Tujuan dari dilaksanakan diseminasi ini untuk menyebarluaskan informasi tentang SOP Pencegahan dan Penanganan Kekerasan
Seksual di Lembaga Pendidikan Kristen dan Katolik serta membangun komitmen bersama untuk menciptakan
Kawasan Bebas Kekerasan (KBK) di Lembaga Pendidikan.
Diskusi dengan
MPK dihadiri oleh perwakilan MPK wilayah dan sekolah-sekolah yang berada di bawah
koordinasi MPK. Yang bertindak sebagai narasumber dari MPK adalah Dr. Aartje Tehupeiory, S.H., M.H., CiQaR., CiQnR dan Pdt. Krise Anki
Gosal. Sedangkan dari Komnas Perempuan yang menjadi
narasumber adalah Dr.

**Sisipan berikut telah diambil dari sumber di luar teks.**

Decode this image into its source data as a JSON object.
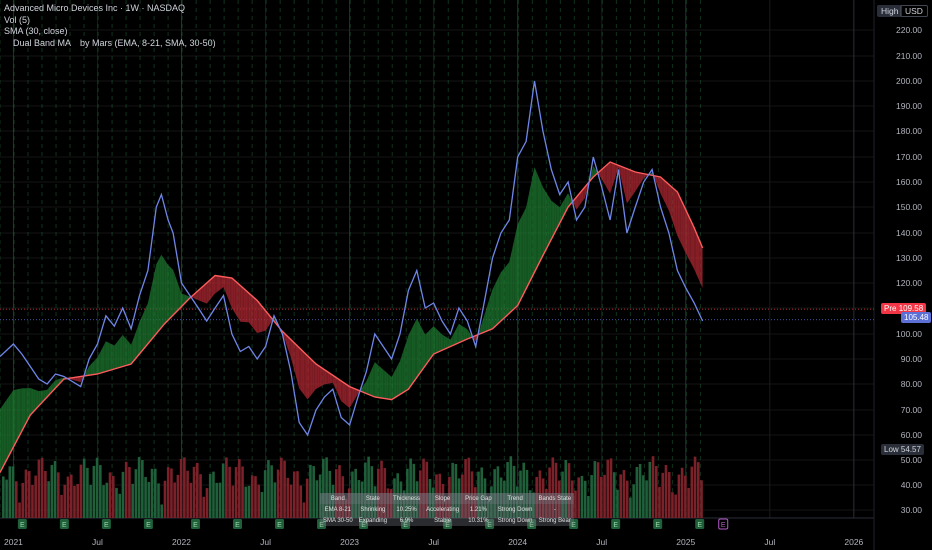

Nahe’i selaku komisioner Komnas Perempuan yang
menyampaikan paparan tentang urgensi kebijakan pencegahan dan penanganan
kekerasan seksual di lembaga pendidikan. Selain itu ada juga Ridayani
Damanik, perwakilan dari PGI yang memberikan tanggapannya atas SOP yang telah
disusun.
Dalam diskusi dengan MNPK dihadiri oleh MNPK wilayah
beserta perwakilan-perwakilan dari keuskupan, dan juga sekolah di bawah
koordinasi MNPK. Komnas Perempuan, diwakili oleh Prof. Dr. Alimatul Qibtiyah,
selaku ketua Subkomisi Pendidikan Komnas perempuan menyampaikan
sambutan dan apresiasinya terhadap kerjasama yang telah berlangsung dan terwujudnya
SOP PPKS di Lembaga Pendidikan Katolik. Narasumber dari pihak MNPK yang sejak
awal terlibat dalam Kerjasama ini adalah Romo Mbula Darmin Vinsensius, Suster Veronica
Tri Hartini, OFS, SE, MM, CRA, dan Marianus Dagur.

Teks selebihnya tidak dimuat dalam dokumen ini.